Daniel King refuses to follow the evidence regarding the implications of biological semiotics, so Upright Biped asks him:
Are you suggesting we dig up Alan Turing and test the need for a symbol system expressive enough to describe an interpreter for itself? Are you wanting to test von Neumann’s mathematical structure of self-replication, or the validity of Crick’s adapter hypothesis? Are you uncertain whether or not the anticodon-to-amino acid association is isolated from the codon-to-anticodon association? Are you wanting to test Pattee’s epistemic cut between rate-independent control and rate-based dynamics? Are you wondering if amino acids can be derived from the spatial orientation of nucleobases? Are you wanting to know if Nirenberg had to demonstrate the code in order to discover it? Shall I go on, or have you got the point yet? There is no observation that I am making that is even controversial; the observations that are important to my argument are generally considered settled science.
The outstanding question is if genetic language and natural language require the same physical conditions in order to function. Not only is a test for that question provided on my website, but the answer to the question is already part of the scientific record – put there (repeatedly) by eminently well-trained researchers working within their specialties.
Matspirit jumps in and responds:
“Representation” and “translation” are not required for life and current OOL theory doesn’t suppose they existed in the First Living Thing. Representation and translation are much faster and more flexible than direct copying and once direct copy organisms began to evolve it they dominated and replaced the old system. But representation and translation systems weren’t possible until direct copying life evolved them.
None of this should be a surprise to anybody, it’s not exactly a secret. But the “no life without representation and translation” theory does have one big thing going for it from an ID/creationist viewpoint: it makes OOL look impossibly difficult.

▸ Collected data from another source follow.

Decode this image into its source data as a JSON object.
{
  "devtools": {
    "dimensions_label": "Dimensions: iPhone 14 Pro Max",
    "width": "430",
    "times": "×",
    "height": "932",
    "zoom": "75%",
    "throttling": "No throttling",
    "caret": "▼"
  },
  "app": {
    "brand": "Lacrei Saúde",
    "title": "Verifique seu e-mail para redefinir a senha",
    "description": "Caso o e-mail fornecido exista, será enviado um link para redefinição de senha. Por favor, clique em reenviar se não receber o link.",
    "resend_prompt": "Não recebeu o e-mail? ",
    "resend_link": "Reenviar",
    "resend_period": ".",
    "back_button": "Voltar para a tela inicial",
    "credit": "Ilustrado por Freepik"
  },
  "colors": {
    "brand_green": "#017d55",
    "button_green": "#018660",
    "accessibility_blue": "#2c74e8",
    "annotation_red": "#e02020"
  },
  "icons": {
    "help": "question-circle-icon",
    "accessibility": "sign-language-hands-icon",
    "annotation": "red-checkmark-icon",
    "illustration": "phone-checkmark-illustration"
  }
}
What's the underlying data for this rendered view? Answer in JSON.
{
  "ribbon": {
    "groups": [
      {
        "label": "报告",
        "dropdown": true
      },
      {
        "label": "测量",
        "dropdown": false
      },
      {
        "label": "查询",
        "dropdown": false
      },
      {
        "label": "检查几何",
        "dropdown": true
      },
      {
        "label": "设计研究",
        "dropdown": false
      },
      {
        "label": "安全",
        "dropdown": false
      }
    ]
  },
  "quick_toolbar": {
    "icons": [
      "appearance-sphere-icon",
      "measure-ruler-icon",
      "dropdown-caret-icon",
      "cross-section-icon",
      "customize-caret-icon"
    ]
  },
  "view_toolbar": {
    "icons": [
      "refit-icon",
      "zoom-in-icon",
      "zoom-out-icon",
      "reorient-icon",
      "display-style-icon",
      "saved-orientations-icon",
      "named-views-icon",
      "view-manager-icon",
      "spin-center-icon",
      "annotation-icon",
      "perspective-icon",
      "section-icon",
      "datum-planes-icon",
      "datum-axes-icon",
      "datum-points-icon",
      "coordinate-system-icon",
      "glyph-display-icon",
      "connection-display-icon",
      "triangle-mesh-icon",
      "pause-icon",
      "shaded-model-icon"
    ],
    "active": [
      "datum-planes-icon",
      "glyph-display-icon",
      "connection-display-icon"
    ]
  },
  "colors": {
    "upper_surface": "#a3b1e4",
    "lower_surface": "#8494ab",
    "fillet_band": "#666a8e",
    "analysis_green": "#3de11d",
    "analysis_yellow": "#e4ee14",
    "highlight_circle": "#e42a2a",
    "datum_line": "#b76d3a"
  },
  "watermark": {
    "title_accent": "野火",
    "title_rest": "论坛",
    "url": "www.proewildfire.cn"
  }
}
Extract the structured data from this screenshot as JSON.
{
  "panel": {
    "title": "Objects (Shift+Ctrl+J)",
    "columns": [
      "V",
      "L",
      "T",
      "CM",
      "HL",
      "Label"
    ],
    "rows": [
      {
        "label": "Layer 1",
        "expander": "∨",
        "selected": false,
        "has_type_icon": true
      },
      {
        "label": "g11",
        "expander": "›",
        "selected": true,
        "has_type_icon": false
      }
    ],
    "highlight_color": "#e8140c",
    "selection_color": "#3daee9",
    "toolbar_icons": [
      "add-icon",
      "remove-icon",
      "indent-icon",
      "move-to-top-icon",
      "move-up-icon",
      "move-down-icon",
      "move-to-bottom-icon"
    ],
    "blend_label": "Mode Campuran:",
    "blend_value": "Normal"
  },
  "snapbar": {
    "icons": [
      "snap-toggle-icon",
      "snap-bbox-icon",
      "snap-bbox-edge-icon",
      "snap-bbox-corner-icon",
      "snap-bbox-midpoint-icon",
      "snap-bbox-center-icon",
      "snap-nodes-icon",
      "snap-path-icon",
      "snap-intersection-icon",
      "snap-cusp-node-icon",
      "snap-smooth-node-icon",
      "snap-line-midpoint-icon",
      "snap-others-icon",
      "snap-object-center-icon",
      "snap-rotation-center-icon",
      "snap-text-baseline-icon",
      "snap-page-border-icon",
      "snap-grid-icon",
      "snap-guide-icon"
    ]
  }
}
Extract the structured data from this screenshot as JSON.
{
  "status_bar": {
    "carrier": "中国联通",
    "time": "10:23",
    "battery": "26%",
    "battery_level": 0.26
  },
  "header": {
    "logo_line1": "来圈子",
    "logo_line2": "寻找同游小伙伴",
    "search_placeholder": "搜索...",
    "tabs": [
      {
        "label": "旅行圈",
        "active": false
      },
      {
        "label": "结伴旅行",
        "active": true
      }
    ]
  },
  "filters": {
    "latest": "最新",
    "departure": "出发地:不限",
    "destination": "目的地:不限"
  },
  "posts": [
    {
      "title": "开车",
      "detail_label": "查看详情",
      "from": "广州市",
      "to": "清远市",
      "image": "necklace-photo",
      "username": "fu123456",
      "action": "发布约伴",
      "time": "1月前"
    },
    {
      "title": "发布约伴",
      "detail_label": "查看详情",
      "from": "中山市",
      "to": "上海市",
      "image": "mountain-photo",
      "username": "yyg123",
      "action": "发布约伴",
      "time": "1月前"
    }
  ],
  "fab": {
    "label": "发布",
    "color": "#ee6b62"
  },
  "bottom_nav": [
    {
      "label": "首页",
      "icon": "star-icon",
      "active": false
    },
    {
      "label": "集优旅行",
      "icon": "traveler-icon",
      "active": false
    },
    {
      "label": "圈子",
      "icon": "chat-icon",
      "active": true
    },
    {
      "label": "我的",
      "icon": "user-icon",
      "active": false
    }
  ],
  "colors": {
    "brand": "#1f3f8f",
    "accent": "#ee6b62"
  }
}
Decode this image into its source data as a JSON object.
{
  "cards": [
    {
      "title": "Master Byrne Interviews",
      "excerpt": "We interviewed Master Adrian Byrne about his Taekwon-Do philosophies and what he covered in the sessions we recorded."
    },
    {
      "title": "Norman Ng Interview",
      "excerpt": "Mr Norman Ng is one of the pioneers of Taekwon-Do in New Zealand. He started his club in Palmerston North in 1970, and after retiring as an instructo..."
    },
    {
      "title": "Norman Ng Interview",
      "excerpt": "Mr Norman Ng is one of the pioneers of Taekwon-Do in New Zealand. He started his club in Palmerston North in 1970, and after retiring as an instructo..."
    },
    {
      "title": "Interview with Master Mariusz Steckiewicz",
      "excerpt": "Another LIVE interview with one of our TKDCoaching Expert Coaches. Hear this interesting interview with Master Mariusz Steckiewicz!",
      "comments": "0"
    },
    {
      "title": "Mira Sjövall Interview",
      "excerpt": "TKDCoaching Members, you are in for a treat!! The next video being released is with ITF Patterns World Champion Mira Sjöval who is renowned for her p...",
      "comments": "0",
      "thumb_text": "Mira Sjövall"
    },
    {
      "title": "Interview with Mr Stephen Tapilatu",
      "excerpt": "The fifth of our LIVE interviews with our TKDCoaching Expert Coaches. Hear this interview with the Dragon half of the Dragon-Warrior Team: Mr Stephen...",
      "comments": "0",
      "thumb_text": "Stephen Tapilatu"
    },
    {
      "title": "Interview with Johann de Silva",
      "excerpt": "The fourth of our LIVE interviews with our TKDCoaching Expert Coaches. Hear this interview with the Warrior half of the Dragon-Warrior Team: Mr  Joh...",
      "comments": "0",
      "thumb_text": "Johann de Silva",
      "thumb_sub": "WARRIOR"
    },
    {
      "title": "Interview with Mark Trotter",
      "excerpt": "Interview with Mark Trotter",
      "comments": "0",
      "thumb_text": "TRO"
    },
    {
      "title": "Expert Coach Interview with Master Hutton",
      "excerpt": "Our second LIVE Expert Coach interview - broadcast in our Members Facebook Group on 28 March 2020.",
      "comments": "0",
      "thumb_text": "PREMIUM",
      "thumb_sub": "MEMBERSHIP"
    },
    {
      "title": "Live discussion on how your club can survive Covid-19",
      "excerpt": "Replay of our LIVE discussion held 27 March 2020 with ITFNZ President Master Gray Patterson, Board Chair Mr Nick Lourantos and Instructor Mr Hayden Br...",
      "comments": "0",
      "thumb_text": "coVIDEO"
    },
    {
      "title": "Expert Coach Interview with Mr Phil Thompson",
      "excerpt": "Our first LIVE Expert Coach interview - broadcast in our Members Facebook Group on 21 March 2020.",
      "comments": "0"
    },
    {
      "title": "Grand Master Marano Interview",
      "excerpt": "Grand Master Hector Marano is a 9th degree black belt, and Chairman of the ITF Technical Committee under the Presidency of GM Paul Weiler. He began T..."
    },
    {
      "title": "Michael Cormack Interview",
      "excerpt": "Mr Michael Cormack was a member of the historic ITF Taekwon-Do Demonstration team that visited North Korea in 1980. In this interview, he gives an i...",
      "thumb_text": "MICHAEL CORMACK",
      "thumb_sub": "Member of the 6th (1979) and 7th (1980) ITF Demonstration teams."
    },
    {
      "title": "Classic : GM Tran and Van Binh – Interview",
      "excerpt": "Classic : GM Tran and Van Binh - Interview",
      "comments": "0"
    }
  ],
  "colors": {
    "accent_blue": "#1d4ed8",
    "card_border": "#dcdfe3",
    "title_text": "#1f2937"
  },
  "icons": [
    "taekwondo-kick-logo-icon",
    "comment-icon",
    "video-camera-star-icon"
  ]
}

This is just astonishing. The degree of materialist fideism entailed in this passage boggles the mind. Representation and translation are absolutely essential to materialist evolutionary theory, except when they were not at a time when they could not, in principle, exist. Then they were entirely dispensable.
Here is a pictorial representation of Matspirit’s argument:
And here is how you have to hold your teeth while maintaining Matspirit’s narrative:
To his credit, Matspirit does recognize the implications of accepting the evidence on its face. He writes: “the ‘no life without representation and translation’ theory . . .makes OOL look impossibly difficult.” If by “OOL” one means “materialist OOL,” that is exactly right Matspirit. And if one is committed to the materialist narrative even at the expense of logic and evidence, this is a huge problem. Because, as demonstrated above, it makes you say (and tell yourself that you believe) aggressively stupid things.